WeWork To Renegotiate Nearly All Its Leases
WeWork Inc. said it is starting a process to renegotiate nearly all its leases as the loss-making flexible space provider tries to fix its financial troubles. As part of the move, the company, which offers workspaces and services, plans to exit unfit and underperforming locations and to reinvest in its strongest assets.
Chief Executive Officer David Tolley in a letter said the company is engaging with its landlords and will seek to negotiate terms that allow the firm to maintain its quality of service and global network, in a financially sustainable manner.
The company, which has been reporting losses for the past many quarters, said its current lease liabilities were over two-thirds of total operating expenses in the second quarter, and still remain too high and are dramatically out of step with current market conditions.
The immediate actions are being taken to permanently fix its inflexible and high-cost lease portfolio to achieve the sustainable operating model.

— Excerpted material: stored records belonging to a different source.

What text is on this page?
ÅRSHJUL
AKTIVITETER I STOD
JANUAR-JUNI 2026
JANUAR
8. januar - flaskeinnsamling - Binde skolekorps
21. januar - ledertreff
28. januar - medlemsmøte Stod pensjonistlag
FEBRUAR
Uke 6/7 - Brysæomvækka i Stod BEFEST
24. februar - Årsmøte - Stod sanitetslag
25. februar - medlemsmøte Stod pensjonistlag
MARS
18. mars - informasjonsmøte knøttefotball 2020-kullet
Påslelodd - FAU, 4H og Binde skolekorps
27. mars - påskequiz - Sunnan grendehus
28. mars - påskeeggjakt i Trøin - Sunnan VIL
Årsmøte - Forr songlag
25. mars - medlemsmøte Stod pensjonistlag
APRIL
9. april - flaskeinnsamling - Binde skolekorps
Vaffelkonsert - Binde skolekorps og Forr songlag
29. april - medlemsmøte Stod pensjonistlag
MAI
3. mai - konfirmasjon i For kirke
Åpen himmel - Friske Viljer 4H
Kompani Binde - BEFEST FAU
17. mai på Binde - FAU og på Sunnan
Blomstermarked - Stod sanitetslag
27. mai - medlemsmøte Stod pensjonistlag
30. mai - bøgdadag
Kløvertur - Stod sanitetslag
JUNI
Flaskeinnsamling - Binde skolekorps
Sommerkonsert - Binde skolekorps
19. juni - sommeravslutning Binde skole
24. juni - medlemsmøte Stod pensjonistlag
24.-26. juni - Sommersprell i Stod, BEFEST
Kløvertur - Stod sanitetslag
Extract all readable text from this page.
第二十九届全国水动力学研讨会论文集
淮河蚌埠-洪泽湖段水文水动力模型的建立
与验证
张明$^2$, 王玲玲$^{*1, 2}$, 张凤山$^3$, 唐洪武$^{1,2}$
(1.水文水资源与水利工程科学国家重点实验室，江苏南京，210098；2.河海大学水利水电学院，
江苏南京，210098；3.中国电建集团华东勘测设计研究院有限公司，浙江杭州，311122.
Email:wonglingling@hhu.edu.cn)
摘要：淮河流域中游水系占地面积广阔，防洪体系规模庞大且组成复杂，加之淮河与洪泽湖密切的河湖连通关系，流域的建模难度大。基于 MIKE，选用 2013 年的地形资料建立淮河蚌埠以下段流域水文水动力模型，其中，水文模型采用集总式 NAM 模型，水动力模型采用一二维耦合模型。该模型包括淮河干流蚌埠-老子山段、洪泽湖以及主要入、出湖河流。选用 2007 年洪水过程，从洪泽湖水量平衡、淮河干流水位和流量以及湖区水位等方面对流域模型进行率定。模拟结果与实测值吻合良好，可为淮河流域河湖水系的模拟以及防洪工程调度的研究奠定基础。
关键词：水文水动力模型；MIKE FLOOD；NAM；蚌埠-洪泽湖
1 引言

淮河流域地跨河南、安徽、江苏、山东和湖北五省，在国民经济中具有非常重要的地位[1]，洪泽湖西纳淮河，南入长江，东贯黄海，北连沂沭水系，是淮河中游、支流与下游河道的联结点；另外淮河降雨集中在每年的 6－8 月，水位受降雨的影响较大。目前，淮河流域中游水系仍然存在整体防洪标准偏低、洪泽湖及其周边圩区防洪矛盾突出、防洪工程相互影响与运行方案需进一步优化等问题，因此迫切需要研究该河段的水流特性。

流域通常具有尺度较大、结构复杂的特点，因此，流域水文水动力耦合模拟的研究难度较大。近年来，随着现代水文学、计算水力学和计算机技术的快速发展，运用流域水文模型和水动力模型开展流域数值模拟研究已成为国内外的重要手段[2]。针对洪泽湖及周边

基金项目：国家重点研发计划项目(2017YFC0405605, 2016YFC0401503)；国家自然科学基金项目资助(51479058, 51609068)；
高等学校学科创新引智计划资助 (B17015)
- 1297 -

Tolley said, “WeWork is here to stay. We will remain a global flex space leader and trusted real estate partner to our members. As companies of all sizes seek flexibility in where and how their employees come to work, this initiative best enables us to continue to invest in our products, services, and member experiences to meet evolving workplace needs far into the future.”
Meanwhile, the process won’t make any changes to its day-to-day operations and it intends to remain in the majority of its buildings and markets, the CEO said.
Regarding the closure of locations, the company plans to promptly inform members and offer alternative arrangements and additional support to minimize any disruption or inconvenience.
WeWork said it has been on a years-long transformation following a period of unsustainable hypergrowth to resize cost structure, grow sustainable revenue and strengthen balance sheet.
In its latest second quarter, WeWork reported a narrower net loss with 4 percent higher revenues. The company’s consolidated physical occupancy was 72% at the end of the second quarter, an increase from 70% the same period last year. All Access consolidated memberships grew 21 percent to around 75,000.